MPPReasoner: Injecting Chemical Reasoning into Multimodal Large Models to Reshape the Paradigm of Molecular Property Prediction

In the fields of drug discovery and materials science, molecular property prediction is a key link in accelerating R&D processes. Traditional machine learning methods rely on large amounts of labeled data, while general-purpose large language models lack professional chemical reasoning capabilities. MPPReasoner is built on Qwen2.5-VL-7B-Instruct, systematically integrating chemical reasoning into multimodal large models through a two-stage training framework, and has shown exceptional performance on multiple benchmark datasets, opening up a new technical path for molecular property prediction.

Accurate prediction of molecular properties is a core requirement in drug discovery and materials science R&D. Traditional machine learning relies on large amounts of labeled data, and general-purpose large language models lack professional chemical reasoning capabilities, making it difficult to effectively correlate molecular structure and property relationships—thus the MPPReasoner project was born.

The core innovation of MPPReasoner lies in its multimodal input processing and reasoning enhancement design. The model simultaneously receives SMILES strings (serialized chemical information) and 2D molecular images (spatial structural relationships) to understand molecular characteristics from multiple dimensions; based on the Qwen2.5-VL-7B-Instruct base model, it introduces few-shot examples with Tanimoto similarity retrieval to improve prediction accuracy and interpretability.

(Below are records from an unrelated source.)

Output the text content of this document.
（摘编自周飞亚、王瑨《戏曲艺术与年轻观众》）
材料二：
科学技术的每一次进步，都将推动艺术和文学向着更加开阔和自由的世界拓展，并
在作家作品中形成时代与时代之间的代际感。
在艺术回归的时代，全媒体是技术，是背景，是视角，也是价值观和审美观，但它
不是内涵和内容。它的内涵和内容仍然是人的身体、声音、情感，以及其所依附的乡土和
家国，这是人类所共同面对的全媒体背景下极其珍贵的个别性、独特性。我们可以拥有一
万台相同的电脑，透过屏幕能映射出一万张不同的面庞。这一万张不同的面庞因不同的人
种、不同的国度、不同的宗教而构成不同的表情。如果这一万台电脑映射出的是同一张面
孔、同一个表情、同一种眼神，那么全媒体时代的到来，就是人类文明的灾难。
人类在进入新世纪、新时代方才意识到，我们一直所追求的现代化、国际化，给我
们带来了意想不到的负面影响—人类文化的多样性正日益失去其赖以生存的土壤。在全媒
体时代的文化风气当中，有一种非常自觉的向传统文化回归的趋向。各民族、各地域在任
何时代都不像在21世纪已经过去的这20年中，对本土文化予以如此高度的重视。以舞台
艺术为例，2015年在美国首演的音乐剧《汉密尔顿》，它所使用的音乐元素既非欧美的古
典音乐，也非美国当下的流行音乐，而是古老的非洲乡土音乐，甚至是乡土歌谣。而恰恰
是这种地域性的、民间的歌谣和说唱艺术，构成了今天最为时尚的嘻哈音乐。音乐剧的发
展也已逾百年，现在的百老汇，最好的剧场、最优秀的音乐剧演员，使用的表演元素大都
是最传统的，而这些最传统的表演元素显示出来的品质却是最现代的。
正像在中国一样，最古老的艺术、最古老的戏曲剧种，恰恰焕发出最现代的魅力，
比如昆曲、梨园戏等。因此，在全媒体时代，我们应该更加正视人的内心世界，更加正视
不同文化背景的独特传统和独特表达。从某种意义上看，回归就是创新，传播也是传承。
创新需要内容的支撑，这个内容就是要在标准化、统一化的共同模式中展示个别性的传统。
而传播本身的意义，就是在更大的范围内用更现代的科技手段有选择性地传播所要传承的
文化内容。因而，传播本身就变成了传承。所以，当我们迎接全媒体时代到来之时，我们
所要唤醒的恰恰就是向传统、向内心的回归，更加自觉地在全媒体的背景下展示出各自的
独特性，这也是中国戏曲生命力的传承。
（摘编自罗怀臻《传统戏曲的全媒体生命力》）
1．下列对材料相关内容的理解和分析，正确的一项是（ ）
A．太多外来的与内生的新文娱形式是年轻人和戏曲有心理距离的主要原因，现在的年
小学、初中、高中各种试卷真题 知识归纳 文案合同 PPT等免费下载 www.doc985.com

MPPReasoner adopts a two-stage training approach: 1. Supervised Fine-Tuning (SFT): Trained with 16,000 carefully selected reasoning trajectories to enable the model to learn step-by-step analysis like a chemical expert; 2. Reinforcement Learning (RLPGR framework): A three-layer reward structure (basic layer: answer correctness and format; reasoning layer: logical consistency and comparative analysis; chemical layer: application of chemical principles and structural analysis) to ensure professionalism and rigor.

The project built an evaluation system with 8 datasets (4 in-domain: BACE, BBBP, SIDER, HIV; 4 out-of-domain: Bioavailability, CYP2C9_V, CYP2D6_V, AMES) to test accuracy, generalization, and robustness. Using the ROC-AUC metric, preliminary results show: BACE reaches 0.9090, BBBP reaches 0.7436, and the reasoning process can be verified by experts, enhancing the credibility of the results.

MPPReasoner has a wide range of application scenarios: in drug discovery, screening candidate compounds for blood-brain barrier penetration, toxicity, etc.; in materials science, predicting bioavailability and metabolic stability, which can shorten R&D cycles and reduce costs. Deployment requires 8 NVIDIA A100 80GB GPUs (minimum 4), and at least 100GB of storage, reflecting the resource challenges of large models in scientific computing.

Current limitations: It mainly handles 2D molecular representations, with insufficient prediction of 3D conformational properties; training data comes from public datasets, so prediction accuracy for rare/novel molecules may decrease. Future directions: Integrate 3D structural information, develop lightweight models to reduce deployment costs, expand training data to cover a wider chemical space, and realize closed-loop optimization of prediction-experiment-feedback.

MPPReasoner is a significant progress in the intersection of AI and chemistry. By injecting chemical reasoning capabilities, it improves prediction accuracy and provides interpretable and verifiable methods. With the popularization of computing resources and algorithm optimization, such technologies are expected to accelerate the scientific discovery process in drug discovery and materials science.